President Hayes
recently appointed him consul to Malaga, Spain.
"Rev. Mr. Quarles is justly proud of two such boys."
Here, too, is a venerable colored man claiming the
honor of having raised me. Why, I never was away
from my mother and father ten consecutive hours in
my life until I went to West Point. It is possible,
nay, very probable, that he jumped me on his knee,
or boxed me soundly for some of my childish pranks,
but as to raising me, that honor is my mother's,
not his.
Before leaving West Point the following communications
were sent me from the head-quarters of the Liberia
Exodus Association, 10 Mary Street, Charleston S.C.
I replied in very courteous terms that I was opposed
to the whole scheme, and declined to have any thing to
do with it.

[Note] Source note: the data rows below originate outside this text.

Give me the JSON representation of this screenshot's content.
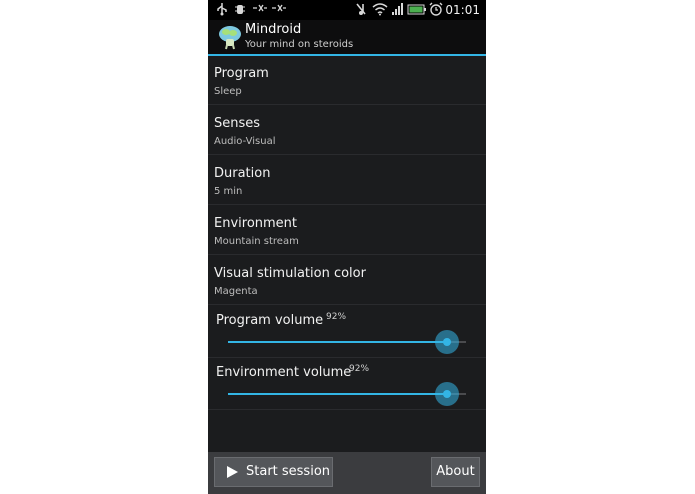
{
  "status_bar": {
    "time": "01:01",
    "left_icons": [
      "usb-icon",
      "debug-icon",
      "notification-icon",
      "notification-icon"
    ],
    "right_icons": [
      "mute-icon",
      "wifi-icon",
      "signal-icon",
      "battery-icon",
      "alarm-icon"
    ]
  },
  "action_bar": {
    "title": "Mindroid",
    "subtitle": "Your mind on steroids"
  },
  "preferences": [
    {
      "title": "Program",
      "summary": "Sleep"
    },
    {
      "title": "Senses",
      "summary": "Audio-Visual"
    },
    {
      "title": "Duration",
      "summary": "5 min"
    },
    {
      "title": "Environment",
      "summary": "Mountain stream"
    },
    {
      "title": "Visual stimulation color",
      "summary": "Magenta"
    }
  ],
  "sliders": [
    {
      "title": "Program volume",
      "value_label": "92%",
      "value": 92
    },
    {
      "title": "Environment volume",
      "value_label": "92%",
      "value": 92
    }
  ],
  "buttons": {
    "start_label": "Start session",
    "about_label": "About"
  },
  "colors": {
    "accent": "#33b5e5",
    "background": "#1b1c1e",
    "button_bar": "#3b3c3f"
  }
}
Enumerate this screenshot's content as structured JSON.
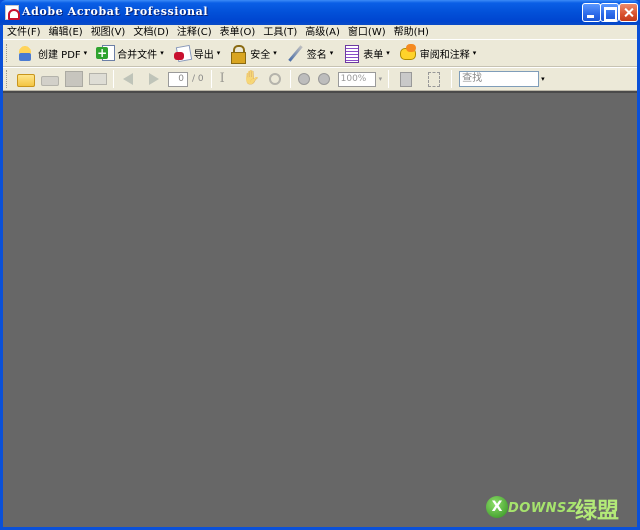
{
  "window": {
    "title": "Adobe Acrobat Professional",
    "controls": [
      "minimize",
      "maximize",
      "close"
    ]
  },
  "menubar": {
    "items": [
      "文件(F)",
      "编辑(E)",
      "视图(V)",
      "文档(D)",
      "注释(C)",
      "表单(O)",
      "工具(T)",
      "高级(A)",
      "窗口(W)",
      "帮助(H)"
    ]
  },
  "toolbar1": {
    "buttons": [
      {
        "label": "创建 PDF",
        "icon": "create-pdf-icon"
      },
      {
        "label": "合并文件",
        "icon": "merge-files-icon"
      },
      {
        "label": "导出",
        "icon": "export-icon"
      },
      {
        "label": "安全",
        "icon": "lock-icon"
      },
      {
        "label": "签名",
        "icon": "pen-icon"
      },
      {
        "label": "表单",
        "icon": "form-icon"
      },
      {
        "label": "审阅和注释",
        "icon": "review-comment-icon"
      }
    ],
    "dropdown_arrow": "▾"
  },
  "toolbar2": {
    "page_current": "0",
    "page_total": "/ 0",
    "zoom": "100%",
    "search_placeholder": "查找",
    "dropdown_arrow": "▾"
  },
  "colors": {
    "titlebar": "#0a50d8",
    "chrome": "#ece9d8",
    "document_area": "#676767",
    "watermark_green": "#a6e36d"
  },
  "watermark": {
    "brand": "DOWNSZ",
    "glyphs": "绿盟"
  }
}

I was in Charleston later in the year, and
while there I was besieged by some of the officers of
the association, who had not yet despaired of making me
"Generalissimo of Liberia's Army," as one of them
expressed himself. Wearied of their importunities, and
having no sympathy with the movement, I published the
following in the Charleston News and Courier:
FLIPPER ON LIBERIA.
"Lieutenant Flipper, of the Tenth United States Cavalry,
the newly- fledged colored West Pointer, has something
to say on the question of the Liberian Exodus, which
will be interesting to the people of his race. The
lieutenant, by his creditable career as a cadet at the
Military Academy, has certainly earned the right to be
heard by the colored population with at least as much
respect and attention as has been given to the very best
of the self-constituted apostles of the Exodus.